Пытки. Избиения. Записки с изолятора

We use cookies. Read the Privacy and Cookie Policy

Пытки. Избиения. Записки с изолятора

Снова о письмах.

Была просьба от одного из читателей связаться с автором письма, которое было опубликовано. Давайте сразу договоримся, что таким образом сводить людей я не буду. И публиковать адреса пишущих мне тоже не буду (за некоторым исключением). Если вы увидели какую-то общность взглядов с кем-то из читателей, напишите то, что вы думаете по той же теме, свой комментарий — и если таким образом вы заинтересуете того человека, и у него возникнет встречное желание — тогда нет проблем. Писем довольно много, и согласовывать кто с кем хотел бы познакомиться не представляется возможным.

Вот в таком случае, который описан в письме ниже, это другое дело, с радостью сообщу адрес тем, кто узнал своего кореша.
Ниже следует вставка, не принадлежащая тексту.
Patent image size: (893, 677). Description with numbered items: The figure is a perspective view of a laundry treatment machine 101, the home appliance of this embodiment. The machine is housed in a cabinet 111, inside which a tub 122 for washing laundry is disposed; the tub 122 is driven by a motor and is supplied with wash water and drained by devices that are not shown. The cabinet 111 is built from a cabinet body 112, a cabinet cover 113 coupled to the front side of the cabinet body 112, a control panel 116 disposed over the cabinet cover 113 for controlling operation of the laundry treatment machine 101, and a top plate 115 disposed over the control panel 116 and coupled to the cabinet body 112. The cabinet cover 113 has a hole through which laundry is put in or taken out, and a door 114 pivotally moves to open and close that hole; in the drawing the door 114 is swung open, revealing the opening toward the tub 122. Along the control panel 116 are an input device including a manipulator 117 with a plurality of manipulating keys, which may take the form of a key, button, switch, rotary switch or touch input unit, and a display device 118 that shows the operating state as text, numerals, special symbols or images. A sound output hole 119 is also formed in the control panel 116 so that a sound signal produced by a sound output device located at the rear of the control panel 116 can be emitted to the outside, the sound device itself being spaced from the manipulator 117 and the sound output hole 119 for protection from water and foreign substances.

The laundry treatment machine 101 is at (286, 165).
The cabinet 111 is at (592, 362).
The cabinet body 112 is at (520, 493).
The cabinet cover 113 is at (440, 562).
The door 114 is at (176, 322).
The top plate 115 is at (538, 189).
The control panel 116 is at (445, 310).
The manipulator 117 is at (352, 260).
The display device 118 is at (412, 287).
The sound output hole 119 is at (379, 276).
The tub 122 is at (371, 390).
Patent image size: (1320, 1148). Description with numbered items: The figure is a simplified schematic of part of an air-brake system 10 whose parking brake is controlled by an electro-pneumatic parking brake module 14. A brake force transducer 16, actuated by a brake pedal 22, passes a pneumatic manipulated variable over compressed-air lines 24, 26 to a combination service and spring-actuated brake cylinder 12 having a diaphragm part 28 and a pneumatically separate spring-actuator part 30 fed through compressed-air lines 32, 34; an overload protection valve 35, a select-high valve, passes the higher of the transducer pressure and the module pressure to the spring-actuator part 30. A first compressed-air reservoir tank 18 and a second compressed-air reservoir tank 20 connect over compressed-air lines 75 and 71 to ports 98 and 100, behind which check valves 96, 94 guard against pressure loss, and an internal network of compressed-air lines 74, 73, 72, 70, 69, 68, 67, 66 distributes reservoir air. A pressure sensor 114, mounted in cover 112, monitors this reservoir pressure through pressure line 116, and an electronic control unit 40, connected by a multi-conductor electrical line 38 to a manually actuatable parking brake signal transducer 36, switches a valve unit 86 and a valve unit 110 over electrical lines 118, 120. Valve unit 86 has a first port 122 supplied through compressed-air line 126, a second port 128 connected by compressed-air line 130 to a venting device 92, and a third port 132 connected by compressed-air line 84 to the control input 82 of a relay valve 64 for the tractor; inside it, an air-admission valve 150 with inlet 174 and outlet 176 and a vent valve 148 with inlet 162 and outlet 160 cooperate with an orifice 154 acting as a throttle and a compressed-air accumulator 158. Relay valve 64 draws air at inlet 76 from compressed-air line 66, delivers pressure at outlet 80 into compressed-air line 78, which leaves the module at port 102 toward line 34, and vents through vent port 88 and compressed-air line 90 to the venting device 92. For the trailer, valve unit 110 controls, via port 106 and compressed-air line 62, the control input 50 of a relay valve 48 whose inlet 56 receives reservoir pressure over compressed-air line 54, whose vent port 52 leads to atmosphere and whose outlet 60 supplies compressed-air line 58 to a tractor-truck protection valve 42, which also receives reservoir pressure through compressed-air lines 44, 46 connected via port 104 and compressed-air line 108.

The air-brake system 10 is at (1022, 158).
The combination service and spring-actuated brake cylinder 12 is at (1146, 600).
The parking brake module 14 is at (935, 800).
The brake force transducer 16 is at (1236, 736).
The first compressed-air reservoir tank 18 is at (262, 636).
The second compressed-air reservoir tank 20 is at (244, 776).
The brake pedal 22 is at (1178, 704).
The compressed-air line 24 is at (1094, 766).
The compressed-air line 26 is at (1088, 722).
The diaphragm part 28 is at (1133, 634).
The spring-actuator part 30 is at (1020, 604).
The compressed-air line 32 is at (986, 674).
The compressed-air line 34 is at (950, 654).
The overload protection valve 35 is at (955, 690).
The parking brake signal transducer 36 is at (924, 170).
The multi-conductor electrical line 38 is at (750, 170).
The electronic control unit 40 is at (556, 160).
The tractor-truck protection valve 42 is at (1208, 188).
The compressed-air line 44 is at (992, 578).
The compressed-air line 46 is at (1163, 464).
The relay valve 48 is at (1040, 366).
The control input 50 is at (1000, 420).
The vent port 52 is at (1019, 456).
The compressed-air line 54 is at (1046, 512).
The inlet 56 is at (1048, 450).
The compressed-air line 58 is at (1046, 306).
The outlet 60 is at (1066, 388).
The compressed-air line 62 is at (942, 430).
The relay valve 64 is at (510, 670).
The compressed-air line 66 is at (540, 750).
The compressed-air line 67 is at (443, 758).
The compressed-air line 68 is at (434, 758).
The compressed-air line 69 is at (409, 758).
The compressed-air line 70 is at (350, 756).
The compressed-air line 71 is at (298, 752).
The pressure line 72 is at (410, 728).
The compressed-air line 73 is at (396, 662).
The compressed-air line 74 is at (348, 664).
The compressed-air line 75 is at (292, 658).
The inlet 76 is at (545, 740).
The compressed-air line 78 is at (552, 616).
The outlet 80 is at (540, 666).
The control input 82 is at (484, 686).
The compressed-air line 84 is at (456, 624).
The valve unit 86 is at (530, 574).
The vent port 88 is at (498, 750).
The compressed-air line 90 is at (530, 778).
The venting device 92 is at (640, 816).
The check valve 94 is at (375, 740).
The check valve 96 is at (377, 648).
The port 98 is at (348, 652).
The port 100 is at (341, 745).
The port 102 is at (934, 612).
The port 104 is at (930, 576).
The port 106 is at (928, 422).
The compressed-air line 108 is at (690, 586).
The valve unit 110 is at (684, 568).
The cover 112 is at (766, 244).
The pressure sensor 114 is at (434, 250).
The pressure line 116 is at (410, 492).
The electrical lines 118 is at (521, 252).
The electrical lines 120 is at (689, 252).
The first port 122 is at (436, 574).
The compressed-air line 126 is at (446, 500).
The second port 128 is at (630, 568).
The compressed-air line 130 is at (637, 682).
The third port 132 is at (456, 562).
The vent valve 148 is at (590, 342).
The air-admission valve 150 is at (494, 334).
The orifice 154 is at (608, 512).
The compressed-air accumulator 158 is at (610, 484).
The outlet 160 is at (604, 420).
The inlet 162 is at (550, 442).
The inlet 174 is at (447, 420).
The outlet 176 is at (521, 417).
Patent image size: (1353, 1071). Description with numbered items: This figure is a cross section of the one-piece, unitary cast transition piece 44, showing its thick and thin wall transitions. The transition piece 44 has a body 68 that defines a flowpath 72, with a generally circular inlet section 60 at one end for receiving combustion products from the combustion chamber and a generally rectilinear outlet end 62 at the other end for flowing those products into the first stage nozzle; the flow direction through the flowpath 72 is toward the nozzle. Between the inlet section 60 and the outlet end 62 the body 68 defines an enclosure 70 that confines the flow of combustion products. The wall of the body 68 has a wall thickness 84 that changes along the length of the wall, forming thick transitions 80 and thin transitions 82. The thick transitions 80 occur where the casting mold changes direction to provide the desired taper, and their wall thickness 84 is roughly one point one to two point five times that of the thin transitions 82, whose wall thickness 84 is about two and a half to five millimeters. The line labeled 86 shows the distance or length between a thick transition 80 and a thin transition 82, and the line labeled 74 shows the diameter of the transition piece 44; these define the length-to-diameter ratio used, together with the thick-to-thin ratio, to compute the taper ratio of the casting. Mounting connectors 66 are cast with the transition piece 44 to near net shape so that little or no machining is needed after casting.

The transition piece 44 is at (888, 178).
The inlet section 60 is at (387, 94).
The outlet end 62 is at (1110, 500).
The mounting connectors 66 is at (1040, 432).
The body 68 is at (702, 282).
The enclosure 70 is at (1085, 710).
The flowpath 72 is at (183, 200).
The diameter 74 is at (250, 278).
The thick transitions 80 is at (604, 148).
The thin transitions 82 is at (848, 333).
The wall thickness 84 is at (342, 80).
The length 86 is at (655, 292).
Здравствуйте, Виталий и все кто читает это письмо. Очень было бы уместно в Вашей (нашей) рассылке разместить поисковый раздельчик, для поиска затерявшихся друзей и близких. Очень многие, я думаю, нашли бы друг друга. На данный момент я ищу Диму Директора, с кем я отдыхал во Владимире на 1-й в –98 г. Думаю, он сейчас где-то в Иванове. Женьку Философа из Вильнюса, с ним оттягивался в депортационной в Цюрихе в –02 г. Я сейчас не ломаю, а строю (принципиально), и связи, которым я доверяю, мне очень нужны.

С уважением, Вадим Горький. Удачи Всем!

Предложение принимается, спасибо за идею. Все, кто хотел бы найти тех, с кем пришлось париться на нарах, делить пайку — пишите, обещаю публиковать немедленно. Нас читают не только на просторах нашей необъятной родины, но и за рубежом — Германия, США, Австралия, Япония и даже Самоа. В этой связи во мне все больше крепнет идея создания тематического веб-сайта.

А вот письмо от представителя прокуратуры (кстати, по данным статистики, таких людей среди читателей немало)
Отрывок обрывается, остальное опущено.